Industri film kerap dipandang sebagai dunia yang gemerlap, tetapi sejumlah karya justru memilih menyoroti bagian-bagian kelam di balik layar. Mulai dari eksploitasi, obsesi, hingga batas tipis antara fiksi dan realitas, lima film berikut menghadirkan gambaran tentang sisi gelap perfilman melalui pendekatan yang beragam—komedi satir, biopik, thriller, sampai horor.

1. Why Don't You Play in Hell (2013)
Film asal Jepang ini mengikuti sekelompok kreator film amatir yang disewa ketua geng Yakuza untuk memproduksi film demi mewujudkan mimpi anaknya menjadi bintang. Situasi kian rumit karena geng tersebut tengah berseteru dengan kelompok Yakuza lain.
Disutradarai Sion Sono, film ini memadukan komedi dan laga, sekaligus menyelipkan satir tentang industri film—dari masa kejayaan hingga sisi gelapnya yang suram.

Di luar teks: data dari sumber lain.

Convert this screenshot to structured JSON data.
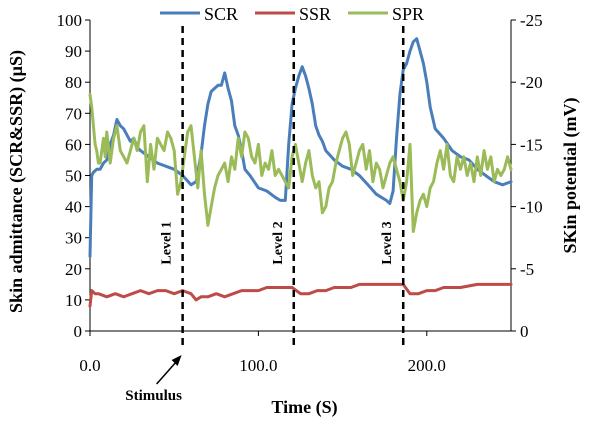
{
  "chart_data": {
    "type": "line",
    "title": "",
    "xlabel": "Time (S)",
    "ylabel_left": "Skin admittance  (SCR&SSR)  (µS)",
    "ylabel_right": "SKin potential  (mV)",
    "xlim": [
      0,
      250
    ],
    "ylim_left": [
      0,
      100
    ],
    "ylim_right": [
      0,
      -25
    ],
    "x_ticks": [
      0,
      100,
      200
    ],
    "x_tick_labels": [
      "0.0",
      "100.0",
      "200.0"
    ],
    "y_left_ticks": [
      0,
      10,
      20,
      30,
      40,
      50,
      60,
      70,
      80,
      90,
      100
    ],
    "y_left_tick_labels": [
      "0",
      "10",
      "20",
      "30",
      "40",
      "50",
      "60",
      "70",
      "80",
      "90",
      "100"
    ],
    "y_right_ticks": [
      0,
      -5,
      -10,
      -15,
      -20,
      -25
    ],
    "y_right_tick_labels": [
      "0",
      "-5",
      "-10",
      "-15",
      "-20",
      "-25"
    ],
    "grid": false,
    "legend_position": "top",
    "series": [
      {
        "name": "SCR",
        "color": "#4a7ebb",
        "axis": "left",
        "x": [
          0,
          1,
          2,
          4,
          6,
          8,
          10,
          12,
          14,
          16,
          18,
          20,
          22,
          24,
          26,
          28,
          30,
          35,
          40,
          45,
          50,
          55,
          60,
          63,
          66,
          68,
          70,
          72,
          74,
          76,
          78,
          80,
          82,
          84,
          86,
          88,
          90,
          92,
          95,
          100,
          105,
          110,
          113,
          116,
          118,
          120,
          122,
          124,
          126,
          128,
          130,
          132,
          134,
          136,
          138,
          140,
          145,
          150,
          155,
          160,
          165,
          170,
          176,
          178,
          180,
          182,
          184,
          186,
          188,
          190,
          192,
          194,
          196,
          198,
          200,
          202,
          205,
          210,
          215,
          220,
          225,
          230,
          235,
          240,
          245,
          250
        ],
        "y": [
          24,
          50,
          51,
          52,
          52,
          54,
          55,
          60,
          63,
          68,
          66,
          65,
          63,
          61,
          62,
          59,
          58,
          56,
          54,
          53,
          52,
          50,
          47,
          48,
          57,
          66,
          73,
          77,
          78,
          79,
          79,
          83,
          78,
          74,
          66,
          63,
          58,
          52,
          50,
          46,
          45,
          43,
          42,
          42,
          60,
          73,
          78,
          82,
          85,
          82,
          78,
          73,
          66,
          63,
          61,
          58,
          55,
          53,
          52,
          50,
          47,
          44,
          42,
          41,
          45,
          62,
          76,
          84,
          86,
          90,
          93,
          94,
          90,
          86,
          80,
          72,
          65,
          62,
          58,
          56,
          55,
          52,
          50,
          48,
          47,
          48
        ]
      },
      {
        "name": "SSR",
        "color": "#be4b48",
        "axis": "left",
        "x": [
          0,
          1,
          3,
          5,
          10,
          15,
          20,
          25,
          30,
          35,
          40,
          45,
          50,
          55,
          60,
          63,
          66,
          70,
          75,
          80,
          85,
          90,
          95,
          100,
          105,
          110,
          115,
          120,
          125,
          130,
          135,
          140,
          145,
          150,
          155,
          160,
          165,
          170,
          175,
          178,
          182,
          186,
          190,
          195,
          200,
          205,
          210,
          220,
          230,
          240,
          245,
          250
        ],
        "y": [
          8,
          13,
          12,
          12,
          11,
          12,
          11,
          12,
          13,
          12,
          13,
          13,
          12,
          13,
          12,
          10,
          11,
          11,
          12,
          11,
          12,
          13,
          13,
          13,
          14,
          14,
          14,
          14,
          12,
          12,
          13,
          13,
          14,
          14,
          14,
          15,
          15,
          15,
          15,
          15,
          15,
          15,
          12,
          12,
          13,
          13,
          14,
          14,
          15,
          15,
          15,
          15
        ]
      },
      {
        "name": "SPR",
        "color": "#9bbb59",
        "axis": "right",
        "x": [
          0,
          1,
          2,
          3,
          4,
          5,
          6,
          7,
          8,
          9,
          10,
          12,
          14,
          16,
          18,
          20,
          22,
          24,
          26,
          28,
          30,
          32,
          34,
          36,
          38,
          40,
          42,
          44,
          46,
          48,
          50,
          52,
          54,
          56,
          58,
          60,
          62,
          64,
          66,
          68,
          70,
          72,
          74,
          76,
          78,
          80,
          82,
          84,
          86,
          88,
          90,
          92,
          94,
          96,
          98,
          100,
          102,
          104,
          106,
          108,
          110,
          112,
          114,
          116,
          118,
          120,
          122,
          124,
          126,
          128,
          130,
          132,
          134,
          136,
          138,
          140,
          142,
          144,
          146,
          148,
          150,
          152,
          154,
          156,
          158,
          160,
          162,
          164,
          166,
          168,
          170,
          172,
          174,
          176,
          178,
          180,
          182,
          184,
          186,
          188,
          190,
          192,
          194,
          196,
          198,
          200,
          202,
          204,
          206,
          208,
          210,
          212,
          214,
          216,
          218,
          220,
          222,
          224,
          226,
          228,
          230,
          232,
          234,
          236,
          238,
          240,
          242,
          244,
          246,
          248,
          250
        ],
        "y": [
          -19,
          -18,
          -16.5,
          -15,
          -14.5,
          -13.5,
          -13.5,
          -14.5,
          -15.5,
          -14,
          -16,
          -13.5,
          -15.5,
          -16.5,
          -14.5,
          -14,
          -13.5,
          -14.5,
          -15.5,
          -14.5,
          -16,
          -16.5,
          -12,
          -15,
          -13,
          -15.5,
          -15,
          -14.5,
          -16,
          -15.5,
          -14.5,
          -11,
          -12,
          -14,
          -16,
          -16.5,
          -14,
          -11.5,
          -14.5,
          -11,
          -8.5,
          -10,
          -11.5,
          -12.5,
          -13,
          -13.5,
          -12,
          -14,
          -13,
          -15.5,
          -14,
          -16,
          -15.5,
          -14,
          -13.5,
          -15,
          -12.5,
          -13.5,
          -13,
          -14.5,
          -12.5,
          -13,
          -12.5,
          -12,
          -11.5,
          -14,
          -15,
          -13.5,
          -12,
          -13.5,
          -14.5,
          -12.5,
          -11.5,
          -12,
          -9.5,
          -10,
          -11.5,
          -12,
          -13.5,
          -14.5,
          -15.5,
          -16,
          -15,
          -12.5,
          -13.5,
          -14.5,
          -15,
          -13,
          -14.5,
          -12,
          -13.5,
          -13,
          -11.5,
          -12.5,
          -13.5,
          -14,
          -13,
          -12,
          -10.5,
          -12,
          -15,
          -8,
          -9.5,
          -10.5,
          -11,
          -10,
          -11.5,
          -12,
          -13.5,
          -14.5,
          -13,
          -15,
          -12.5,
          -12,
          -14,
          -13,
          -14,
          -12.5,
          -13.5,
          -12,
          -14,
          -12.5,
          -14.5,
          -13,
          -14,
          -12,
          -13,
          -12.5,
          -13,
          -14,
          -13
        ]
      }
    ],
    "annotations": {
      "levels": [
        {
          "x": 55,
          "label": "Level 1"
        },
        {
          "x": 121,
          "label": "Level 2"
        },
        {
          "x": 186,
          "label": "Level 3"
        }
      ],
      "stimulus": {
        "label": "Stimulus",
        "x": 55
      }
    }
  }
}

2. The Disaster Artist (2017)
The Disaster Artist merupakan film biopik komedi yang dibintangi sekaligus diarahkan oleh James Franco. Film ini tayang perdana di Toronto International Film Festival 2017 dan masuk nominasi Film Musikal atau Komedi Terbaik di Golden Globe Awards ke-75.
Kisahnya mengangkat cerita nyata di balik pembuatan The Room, film yang kerap dijuluki sebagai film terburuk sepanjang masa. Diadaptasi dari buku berjudul sama karya Tom Bissell, film ini mengeksplorasi sisi terang dan gelap industri film, termasuk tafsir tentang popularitas bintang yang bisa menjadi “pedang bermata dua”.

3. Censor (2021)
Berlatar 1980-an, Censor berfokus pada seorang petugas sensor film yang sehari-harinya menonton konten video sangat vulgar. Suatu ketika, ia menonton sebuah video horor dan menyadari aktor di dalamnya adalah saudaranya yang telah menghilang.
Melalui film ini, sutradara Prano Bailey-Bond berupaya menunjukkan realitas bahwa kejahatan fiktif dalam film dapat melahirkan serta meningkatkan kasus kejahatan di dunia nyata. Censor juga menampilkan era ketika seni dan kebebasan berpikir dikriminalisasikan di Inggris.

4. Nope (2022)
Nope berkisah tentang sepasang saudara yang mengelola peternakan kuda penyedia kuda terlatih untuk industri film dan televisi. Mereka berusaha mengumpulkan bukti atas keberadaan benda terbang tak dikenal yang mereka saksikan di Agua Dulce, California.
Film garapan Jordan Peele ini mengeksplorasi sisi gelap industri yang mengeksploitasi trauma seorang aktor sebagai nilai jual utama. Berdasarkan hal tersebut, Nope dinobatkan sebagai Film Sains Fiksi Terbaik dalam pagelaran Saturn Awards 2022.

5. X (2022)
Berlatar 1970-an, X mengikuti sekelompok kru film yang datang ke sebuah peternakan di Texas untuk syuting. Namun pemilik peternakan yang menyewakan rumah bagi mereka tidak mengetahui bahwa film yang akan diproduksi adalah film dewasa.
Disutradarai Ti West, film ini menyoroti obsesi, nafsu, penyesalan, dan tabu yang kerap menyertai sisi gelap industri film. West menggunakan konsep film dewasa untuk merepresentasikan eksploitasi sekaligus kengerian industri film dalam satu waktu.

Deretan film tersebut menunjukkan bahwa di balik proses kreatif, ada luka dan tekanan yang dapat dirasakan kreator maupun aktor. Melalui satir, biopik, hingga horor, masing-masing judul menawarkan cara berbeda untuk menatap sisi kelam dunia perfilman.